Melsungen. Ein halbes Jahrhundert prägte maßgeblich Alwin Wagner das Leichtathletik-Geschehen in der MT Melsungen. Er war Vordenker, Strippenzieher und vor allem Trainer. Zu seinem 50. Jubiläum sprach mit ihm Alexandra Kliem.
Erfolge von Anfang an
Als er im Alter von 21 Jahren im November 1971 nach dem Motto „die große Leichtathletik beginnt bei den Kleinen“ begann, vermittelte er den Kindern Spaß an der Bewegung. Schon bald stellten sich die ersten Erfolge ein, so verbesserte die 13-jährige Beate Schwarz den Hessenrekord im Kugelstoßen der W14 auf 13,03 Meter und sicherte sich vier Jahre später als mehrfache Landesmeisterin den dritten Rang bei den nationalen Titelkämpfen in München.
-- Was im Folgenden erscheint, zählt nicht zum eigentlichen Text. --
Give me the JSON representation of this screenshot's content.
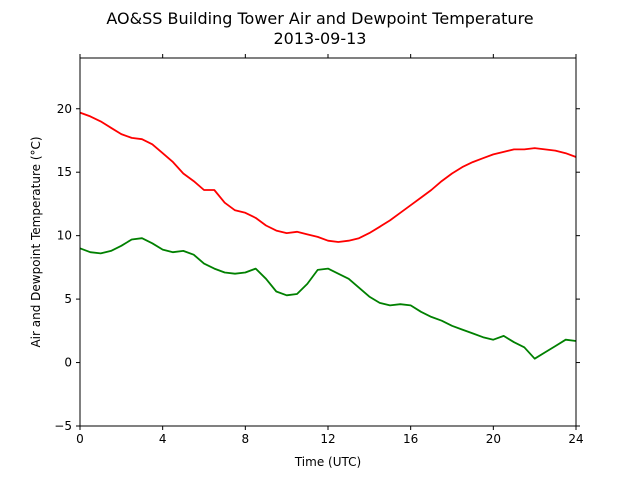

Bewegungsdrang der Kinder genutzt
In Gespräch betonte Wagner, dass er die Grundlagenausdauer der Kinder verbesserte und ihre konditionellen und koordinativen Fähigkeiten mit den Schwerpunkten Schnellkraft und Schnelligkeit entwickelte. Er nutzte den Bewegungsdrang der Kinder und stimmte die Bewegungslust auf ihre Fähigkeiten und Interessen ab. „Die Kinder wollten sich ständig verbessern und immer etwas Neues ausprobieren“, erläuterte Wagner, dessen vielseitiges Training sich herumsprach. Manchmal nahmen mehr als 30 Jugendliche an seinen Übungsstunden teil, wobei die Jüngeren von Älteren lernten und sich vieles abschauten.
Vom Leichtathletik-Verband berufen
Als WM- und EM-Teilnehmer sowie als Olympionike sammelte Alwin Wagner vielfältige Erfahrungen. Von den Bundestrainern lernte er, dass die Entwicklung einer sportlichen Leistung Systematik in der Planung und Belastung, Wissen und Können in der Technik sowie in der Lehrweise der Übungen erfordert. Mit dieser Erkenntnis ausgestattet, war das Training für Wagner ein langfristiger Prozess. Seine Philosophie lautet noch heute: „Erfolge lassen sich nicht planen, dafür aber Leistungen“.
Durch seine Erfolge als Trainer auch auf Bundesebene wurde der Hessische Leichtathletik-Verband auf ihn aufmerksam und berief ihn von 1985 bis 2002 als Diskuswurf- und Kugelstoßtrainer.
Leidenschaft und Tatendrang
Wagner vergleicht sich als Trainer gern mit einem Maler, denn die Saisonplanung ist für ihn wie ein im Werden begriffenes Bild, das er beim Saisonhöhepunkt fertig gestellt haben muss. Seine Athleten tragen im Training und beim Wettkampf ihre Form zusammen und reifen bis zu den Meisterschaften heran. Den letzten Farbklecks setzen sie dann selbst. Das letzte eindrucksvolle Beispiel demonstrierte Vivian Groppe, als sie das 200 m-Finale von Rostock als deutsche U18-Meisterin mit der Bestzeit von 24,12 Sekunden beendete.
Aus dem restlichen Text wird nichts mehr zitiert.